La caída del precio del crudo en la Bolsa de Nueva York (NYME) es una buena noticia para el desarrollo económico de China y sus industrias, según analistas del mercado.
El precio del crudo bajó más de 5 dólares el martes en la citada bolsa después de que los productores confirmaran que el huracán Gustav provocó menos daños de lo estimado en las instalaciones energéticas del Golfo de México. En esta zona se producen el 27 por ciento del crudo y el 20 por ciento del gas natural de Estados Unidos.
Los pronósticos habían señalado que Gustav supondría una amenaza grave para las instalaciones de petróleo y gas submarinos en el golfo. Sin embargo, sus efectos fueron mínimos. Como consecuencia de los pronósticos y la especulación, el precio del petróleo dulce (bajo contenido en azufre) y ligero (baja densidad) para octubre cayó ayer 5,75 dólares por barril, o el 5 por ciento, para cerrar en los 109,71 dólares por barril.
La caída está acompañada de la recesión económica global, que comenzó este año y ha dado lugar a una reducción de la demanda y el consumo de petróleo. El precio del crudo descendió cerca de un 26 por ciento desde el rércord de los 147,27 dólares por barril del 11 de julio.
Esta última caída indica que todavía hay margen para una mayor reducción del precio del crudo. Ello beneficiará a China en su control de la inflación, una de las mayores presiones a las que se enfrenta el país asiático en la actualidad, dijo Tang Min, subsecretario general de la Fundación de Investigación de Desarrollo de China.
El Índice de Precios al Consumidor (IPC), un importante indicador de la inflación, aumentó hasta el 7,9 por ciento en la primera mitad de este año respecto al mismo período del año pasado, debido al rápido desarrollo económico y los desastres naturales como las fuertes nevadas de este invierno o el terremoto del 12 de mayo.
China estableció a comienzos del presente año la meta de mantener el IPC en torno al 4,8 por ciento para todo 2008. Los precios de mercancías y artículos de consumo han subido de forma drástica este año a causa del incremento en el precio del crudo.
"La caída del precio significa que China, el segundo mayor importador y consumidor de petróleo del mundo, pagará menos dinero para adquirir este producto en los mercados internacionales", afirmó Tang.
China importó 163 millones de toneladas de crudo en 2007, con un aumento del 12,4 por ciento sobre el mismo lapso del año anterior.
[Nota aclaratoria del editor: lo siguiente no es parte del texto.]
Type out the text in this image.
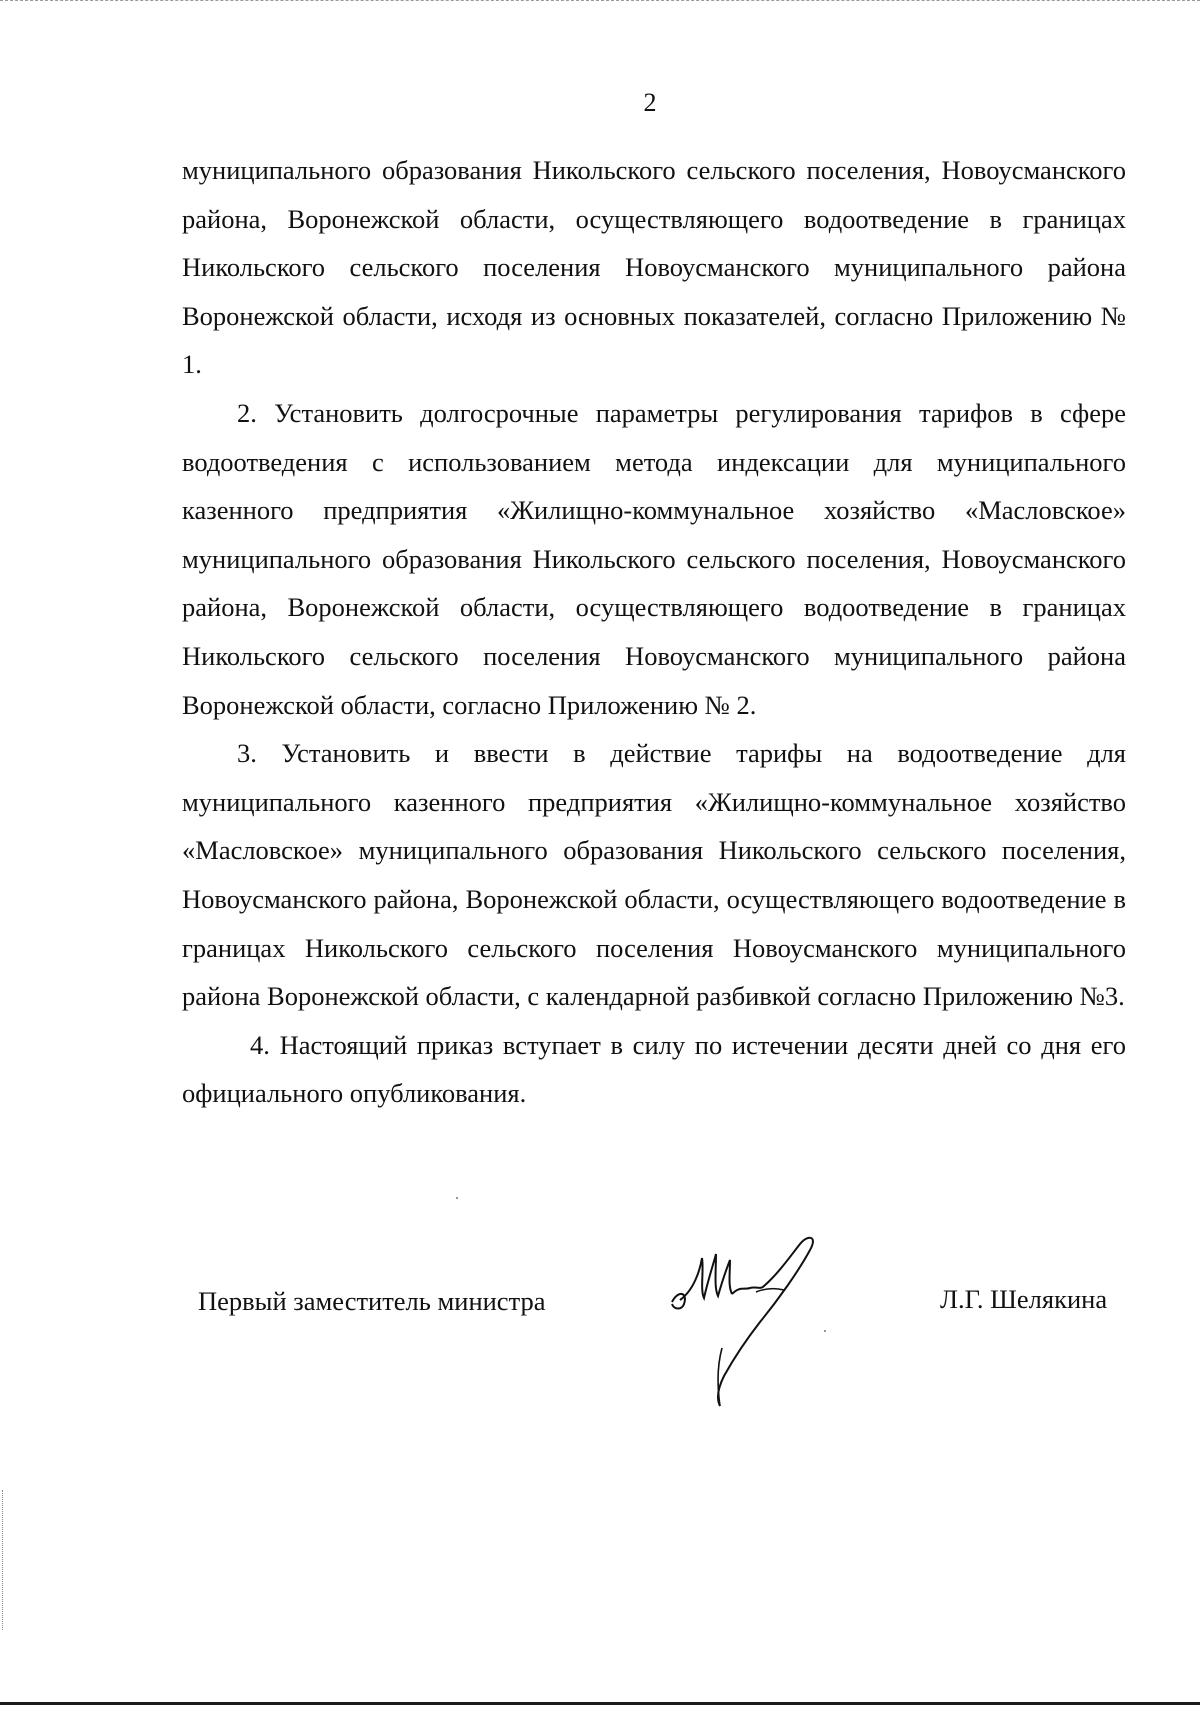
2

муниципального образования Никольского сельского поселения, Новоусманского района, Воронежской области, осуществляющего водоотведение в границах Никольского сельского поселения Новоусманского муниципального района Воронежской области, исходя из основных показателей, согласно Приложению № 1.

2. Установить долгосрочные параметры регулирования тарифов в сфере водоотведения с использованием метода индексации для муниципального казенного предприятия «Жилищно-коммунальное хозяйство «Масловское» муниципального образования Никольского сельского поселения, Новоусманского района, Воронежской области, осуществляющего водоотведение в границах Никольского сельского поселения Новоусманского муниципального района Воронежской области, согласно Приложению № 2.

3. Установить и ввести в действие тарифы на водоотведение для муниципального казенного предприятия «Жилищно-коммунальное хозяйство «Масловское» муниципального образования Никольского сельского поселения, Новоусманского района, Воронежской области, осуществляющего водоотведение в границах Никольского сельского поселения Новоусманского муниципального района Воронежской области, с календарной разбивкой согласно Приложению №3.

4. Настоящий приказ вступает в силу по истечении десяти дней со дня его официального опубликования.

Первый заместитель министра	Л.Г. Шелякина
La cifra representó casi el 50 por ciento del petróleo consumido en todo el país, según cifras de las aduanas de China.
"Al mismo tiempo, la baja del precio del crudo ejerce una gran influencia en las industrias chinas, y hará disminuir los precios en toda la cadena industrial", dijo Tang.
Los datos ofrecidos por el Buró Nacional de Estadísticas revelan que el Índice de Precios al Productor (IPP) de los productos industriales creció un ocho por ciento en los primeros siete meses del año en comparación con el período correspondiente de 2007.
"Se espera que China sufra una menor presión inflacionaria si el precio del crudo continúa bajando", indicó el responsable del citado centro de investigación nacional.
La disminución del precio del crudo también resulta positiva para las empresas chinas de refinación de petróleo, cuyas ganancias se vieron limitadas por los altos precios internacionales del crudo y su coste relativamente bajo en el mercado nacional, dijo Zhuang Jian, economista del Banco Asiático de Desarrollo.
Las compañías petroleras chinas han venido sufriendo pérdidas por cada barril de crudo importado que refinaban y vendían a los clientes nacionales, ya que el precio nacional es fijado por el gobierno.
La Corporación Petroquímica de China (Sinopec), el mayor refinador de petróleo de Asia, vio disminuir un 73,4 por ciento sus beneficios netos en el primer semestre respecto al mismo período del año pasado, por las pérdidas en su sector de refinación, que alcanzaron los 6.700 millones de dólares.
"Mientras tanto, el incremento del precio del petróleo puso al gobierno ante un dilema. Por una parte, los refinadores esperan que el país aumente el precio establecido para su producto, mientras que, por otra, se teme que la fijación libre del coste del producto puede dar lugar a una mayor inflación y perjudicar a otras industrias", indicó Zhuang.
Para resolver el problema derivado del incremento de los precios internacionales del crudo, el gobierno chino aumentó el importe minorista de referencia del gas y el petróleo diésel hasta los 6,980 yuanes y 6,520 yuanes, respectivamente, por tonelada en junio, con un crecimiento del 16 y el 18 por ciento. La subida, no obstante, no es suficiente para compensar las pérdidas de los refinadores.
"En el largo plazo, el país debe hacer reajustes en el mecanismo de fijación de los precios del petróleo refinado cuando los costes internacionales son relativamente bajos", añadió Zhuang.